Interestingly true... haha:smt082


----------



## RickJZ (Jan 5, 2007)

IMHO, I would not use +p ammo in the P99 or any firearm for that matter. Plenty of good standard pressure loads are available. Why subject a good firearm to un-needless wear-and-tear?


----------



## merc308 (Nov 23, 2006)

Alright, after reading this thread I have to chuckle a little bit at some of the comments here.

Here's some simple facts for some of you to ponder.

First, if you have bought any 9mm NATO ammo, you are shooting ammo with +p pressures.

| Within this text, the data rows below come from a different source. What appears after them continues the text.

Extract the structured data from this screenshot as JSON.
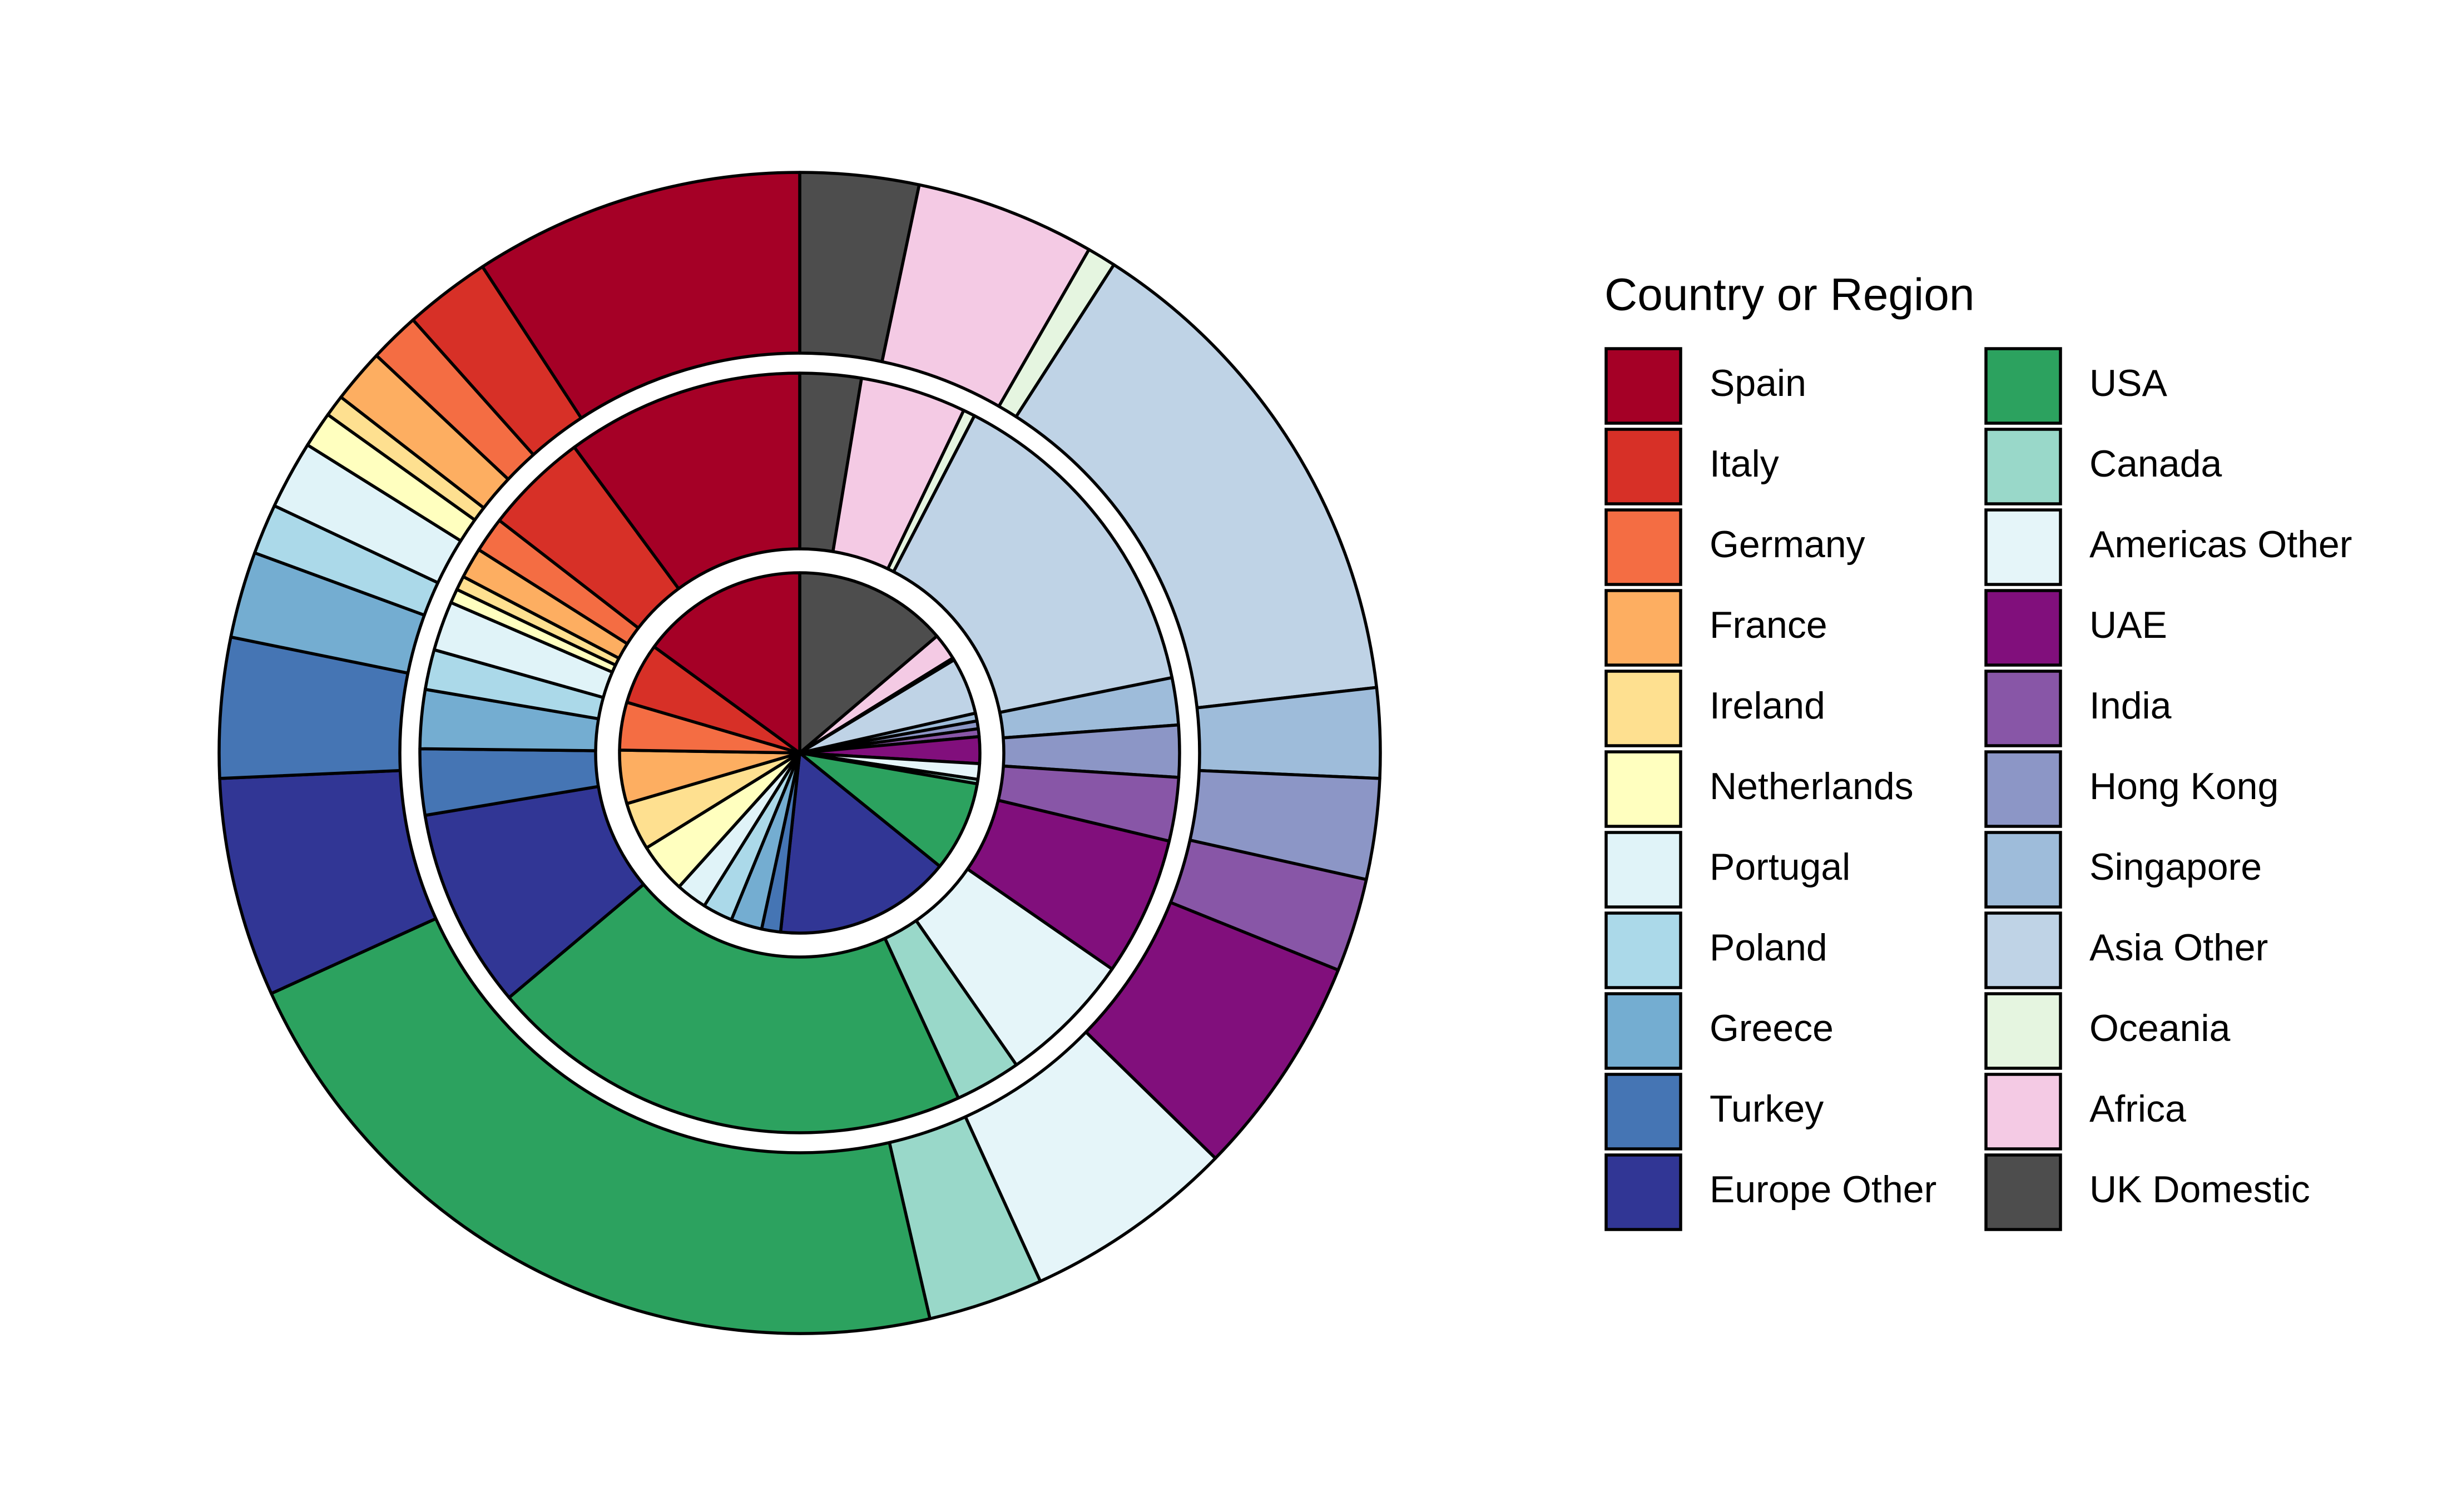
{
  "chart_data": {
    "type": "nested-donut",
    "legend_title": "Country or Region",
    "categories": [
      "Spain",
      "Italy",
      "Germany",
      "France",
      "Ireland",
      "Netherlands",
      "Portugal",
      "Poland",
      "Greece",
      "Turkey",
      "Europe Other",
      "USA",
      "Canada",
      "Americas Other",
      "UAE",
      "India",
      "Hong Kong",
      "Singapore",
      "Asia Other",
      "Oceania",
      "Africa",
      "UK Domestic"
    ],
    "colors": [
      "#a50026",
      "#d73027",
      "#f46d43",
      "#fdae61",
      "#fee090",
      "#ffffbf",
      "#e0f3f8",
      "#abd9e9",
      "#74add1",
      "#4575b4",
      "#313695",
      "#2ca25f",
      "#99d8c9",
      "#e5f5f9",
      "#810f7c",
      "#8856a7",
      "#8c96c6",
      "#9ebcda",
      "#bfd3e6",
      "#e5f5e0",
      "#f4cae4",
      "#4d4d4d"
    ],
    "series": [
      {
        "values": [
          15,
          5.5,
          4.3,
          4.8,
          4.3,
          4.5,
          2.8,
          2.7,
          2.8,
          1.7,
          15.9,
          8.1,
          0.4,
          1.4,
          2.4,
          0.7,
          0.7,
          0.7,
          5.1,
          0.2,
          2.4,
          13.8
        ]
      },
      {
        "values": [
          10.1,
          4.4,
          1.5,
          1.3,
          0.6,
          0.6,
          2.1,
          1.7,
          2.5,
          2.8,
          8.5,
          20.7,
          2.8,
          5.7,
          5.9,
          2.7,
          2.2,
          2.0,
          14.2,
          0.5,
          4.5,
          2.6
        ]
      },
      {
        "values": [
          9.2,
          2.4,
          1.4,
          1.5,
          0.6,
          1.0,
          1.9,
          1.4,
          2.4,
          3.9,
          6.1,
          21.8,
          3.2,
          5.9,
          6.2,
          2.6,
          2.8,
          2.5,
          14.1,
          0.8,
          5.0,
          3.3
        ]
      }
    ]
  }
}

Second, when purchasing frangible ammo these days, you will most likely notice that a good portion of those products are +p. Why you ask? It's simple.
Using a lighter grain frangible bullet, you have to propel it much faster to get
good energy levels at the target.

As for uses for +p ammo. All I can say is that if there wasn't a market for it, then Federal,Winchester,Cor-Bon,Hornady and Remington would not be spending the money to manufacture and market it.

As for the wear and tear on your gun. A gun is a mechanical tool. If something wears out you replace it. It amazes me sometimes how people will baby their firearms like it is something that can't be repaired and treat their cars and boats like crap because there's a repair shop on every corner.


and to Baldy.. while you may not be shooting through car doors there are some of us who carry a weapon on the job everyday that may on occasion have to shoot through car doors or windshields. If having that capability helps you save a life,maybe even your own, then you'll always want that thereafter.

That being said Gunut is right about increased recoil etc. And I for one would never advocate that a certain round makes up for poor marksmanship, it simply doesn't. But recoil is something that can be managed by practice.

The simple fact is that +p ammo is able to perform some functions that standard ammo is not. And while you yourselves may not see a reason for it doesn not mean the reason for it does not exist.

I equate some of these comments as to the guy that says he doesn't need a watch because time is not important, yet continuously asks people for the time.


----------



## merc308 (Nov 23, 2006)

FYI

I received an email today from a Mr. Frank Branchesi of Smith and Wesson support in answer to an email I wrote to Customer Support on the Walther USA
site. His answer was yes, the Walther 9mm QA could use +p ammo.


ps He didn't make any silly judgements about why I would want to use +p ammo either:yawinkle:


----------



## MLB (Oct 4, 2006)

touché


----------